An König Baudouin gewandt, brandmarkte er die achtzig Jahre »erniedrigender Sklaverei, die uns mit Gewalt auferlegt wurde. […] Wir haben zermürbende Arbeit kennengelernt und mussten sie für einen Lohn erbringen, der es uns nicht gestattete, den Hunger zu vertreiben, uns zu kleiden oder in anständigen Verhältnissen zu wohnen oder unsere Kinder als geliebte Wesen großzuziehen. […] Wir kennen Spott, Beleidigungen, Schläge, die morgens, mittags und nachts unablässig ausgeteilt wurden, weil wir Neger waren. […] Wir haben erlebt, wie unser Land im Namen von angeblich rechtmäßigen Gesetzen aufgeteilt wurde, die tatsächlich nur besagen, dass das Recht mit dem Stärkeren ist. […] Wir werden die Massaker nicht vergessen, in denen so viele umgekommen sind, und ebensowenig die Zellen, in die jene geworfen wurden, die sich einem Regime der Unterdrückung und Ausbeutung nicht unterwerfen wollten«. Nach dem Diskurs wollte König Baudouin sofort Kongo verlassen, doch seine Minister rieten ihm, aus Höflichkeit zum Abschlussdiner zu bleiben. Bei diesem Diner versuchte Lumumba, König Baudouin mit einer Lobrede über Belgien zu trösten.

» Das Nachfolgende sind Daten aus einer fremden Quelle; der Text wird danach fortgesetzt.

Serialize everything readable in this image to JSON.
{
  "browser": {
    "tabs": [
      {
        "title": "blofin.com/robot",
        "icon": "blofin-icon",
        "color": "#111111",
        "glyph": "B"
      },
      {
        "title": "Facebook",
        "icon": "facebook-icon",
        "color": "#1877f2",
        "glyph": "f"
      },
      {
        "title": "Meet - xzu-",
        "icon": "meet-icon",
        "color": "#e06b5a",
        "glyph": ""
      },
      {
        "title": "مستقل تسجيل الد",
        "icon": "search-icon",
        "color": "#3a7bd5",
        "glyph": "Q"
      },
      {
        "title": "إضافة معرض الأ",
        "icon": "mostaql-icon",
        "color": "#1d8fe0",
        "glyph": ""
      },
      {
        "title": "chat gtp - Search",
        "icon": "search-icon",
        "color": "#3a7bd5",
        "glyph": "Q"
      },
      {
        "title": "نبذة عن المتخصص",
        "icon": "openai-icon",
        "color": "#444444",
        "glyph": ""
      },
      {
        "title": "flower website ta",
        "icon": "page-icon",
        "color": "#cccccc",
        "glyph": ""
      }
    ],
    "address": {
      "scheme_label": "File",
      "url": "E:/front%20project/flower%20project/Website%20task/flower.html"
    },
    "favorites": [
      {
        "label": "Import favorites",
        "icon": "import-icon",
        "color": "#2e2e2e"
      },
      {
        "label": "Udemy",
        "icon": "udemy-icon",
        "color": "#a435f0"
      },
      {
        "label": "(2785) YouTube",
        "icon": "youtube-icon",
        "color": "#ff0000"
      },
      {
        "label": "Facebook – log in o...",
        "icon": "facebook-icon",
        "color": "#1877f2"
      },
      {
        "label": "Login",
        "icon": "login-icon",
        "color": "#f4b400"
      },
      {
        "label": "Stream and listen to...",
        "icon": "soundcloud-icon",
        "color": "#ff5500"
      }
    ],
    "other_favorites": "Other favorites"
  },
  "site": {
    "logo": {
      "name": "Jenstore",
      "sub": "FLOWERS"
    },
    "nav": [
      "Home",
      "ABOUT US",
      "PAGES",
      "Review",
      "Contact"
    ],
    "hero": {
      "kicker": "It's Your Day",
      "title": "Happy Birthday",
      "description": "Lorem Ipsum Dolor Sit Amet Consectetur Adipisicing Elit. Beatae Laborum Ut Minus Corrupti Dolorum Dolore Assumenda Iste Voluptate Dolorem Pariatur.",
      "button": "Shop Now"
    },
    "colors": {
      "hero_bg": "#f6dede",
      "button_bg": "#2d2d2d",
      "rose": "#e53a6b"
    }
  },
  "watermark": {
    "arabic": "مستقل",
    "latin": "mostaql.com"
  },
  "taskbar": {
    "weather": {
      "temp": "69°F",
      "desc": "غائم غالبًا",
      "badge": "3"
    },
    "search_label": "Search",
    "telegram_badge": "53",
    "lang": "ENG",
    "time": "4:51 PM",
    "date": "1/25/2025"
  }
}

In der Tat entließen die Belgier den Kongo völlig unvorbereitet und überstürzt in die Unabhängigkeit. Während der Kolonialzeit scherte sich das »Mutterland« kaum um gerechte Zustände, soziale Wohlfahrt, medizinische Versorgung oder das Bildungssystem. Es gab keine afrikanischen Offiziere, im gesamten Staatsdienst waren nur drei Afrikaner in leitenden Positionen tätig und landesweit gab es lediglich 30 Kongolesen mit akademischer Ausbildung. Dafür waren die belgischen und westlichen Investitionen in die Mineral- und Agrarressourcen des Kongo (Uran, Kupfer, Gold, Zinn, Cobalt, Diamanten, Mangan, Zink, Baumwolle, Edelholz, Kautschuk, Palmöl) umso größer. Diese immensen Investitionen auf wirtschaftlicher Ebene einerseits und die bewusste Vernachlässigung der menschlichen Ressourcen, des Bildungssystems und der sozialen Institutionen andererseits verschafften den Kolonialherren die Möglichkeit, das Land auch nach der Unabhängigkeit faktisch unter Kontrolle zu halten. Lumumba aber sahen die Belgier als eine Gefahr an; er als Sozialist wollte die reichen Bergbau- und Plantagen-Gesellschaften verstaatlichen. Der Belgische Staat übte auf die Medien Druck aus, um das Image Lumumbas zu ruinieren. Die belgische Presse bezeichnete ihn als Kommunisten und Anti-Weißen, was er immer zurückwies. Eine deutsche Zeitungskarikatur bezeichnete Lumumba sogar als Negerpremier. Nach seinem Tod lautete der Titel einer belgischen Zeitung „der Tod des Satans“ (la mort de Satan).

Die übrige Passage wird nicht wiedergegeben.